Smith directed the Summer School for 13 years before bringing her passion for workers’ education to FERA, one of the earliest New Deal programs, in 1934.  Smith facilitated the hiring of unemployed teachers to conduct worker education classes, which she defined as “offering to industrial, office, store, domestic, and agricultural workers an opportunity to train themselves in clear thinking through the study of those questions [e.g., economics and other social studies] closely related to their daily lives as workers and as citizens” [7].  Smith felt that workers’ education would help create an “informed and intelligent citizenship” better equipped to participate in democracy [8].  By August 1934, she had “500 jobless teachers… assembled at 16 universities” to carry out her popular program [9]. It later became one of the WPA’s major education initiatives [10].
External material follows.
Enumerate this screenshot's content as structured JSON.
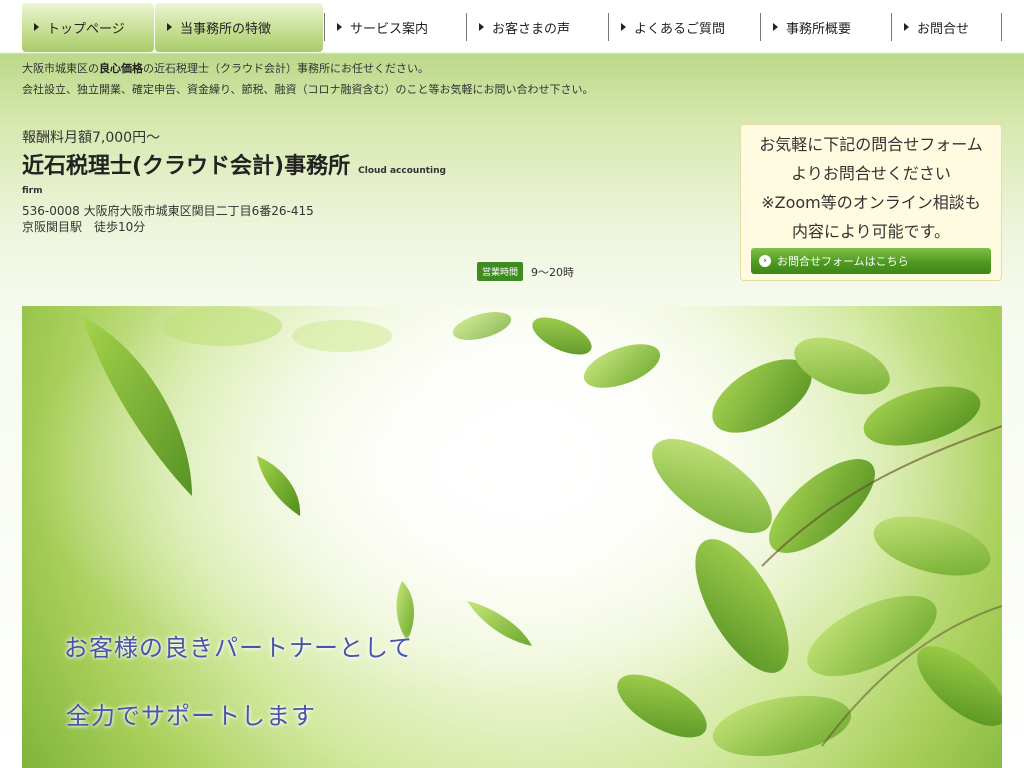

Hilda Smith has also been given primary credit for the establishment of resident camps for unemployed women – created under FERA and continued by the WPA and the National Youth Administration (NYA) [11]. In the summer of 1934, twenty-eight states and Washington, DC had camps offering jobless women a place to improve their health and vocational skills, as well as their understanding of “social responsibility” [12].

Hilda Worthington Smith died on March 3, 1984, after a rich civic life [13]. She is not well-known today, but she is an important figure in both New Deal and women’s history.

Sources

(1) “Papers of Hilda Worthington Smith,” Harvard Library (accessed August 19, 2021).  (2) Susan Ware, Beyond Suffrage: Women in the New Deal, Cambridge, MA: Harvard University Press, 1981, p. 24.  (3) Ibid.  (4) See note 1, and also note 2, p. 37.  (5) See note 1.  (6) “Smith, Hilda Worthington, 1888-1984,” Social Networks and Archival Context (accessed August 19, 2021).  Also see, “The Summer School for Women Workers: Diversity, Class and Education,” The Albert M. Greenfield Digital Center for the History of Women’s Education, Bryn Mawr College (accessed August 19, 2021).  (7) Hilda Worthington Smith, “Workers’ Education as Determining Social Control,” The Annals of the American Academy of Political and Social Science, vol. 182, 1935, p. 83.  (8) Ibid., p. 82.  (9) “Jobless Teachers Are Trained On Hill To Spread Learning Among Uneducated Workers,” The Ithaca Journal (Ithaca, New York), August 7, 1934, p. 6.  (10) Federal Works Agency, Final Report on the WPA Program, 1935-43, Washington, DC: U.S. Government Printing Office, 1947, p. 61.  (11) See note 2, pp. 111.  (12)  Ibid., p. 111-114; and also “Mrs. Roosevelt Finds ‘CCC’ For Idle Women Is A Good Thing,” Chicago Tribune, October 23, 1934, p. 5.  (13) “Hilda W. Smith, 95; aided working women,” The Philadelphia Inquirer, March 7, 1984, p. 48.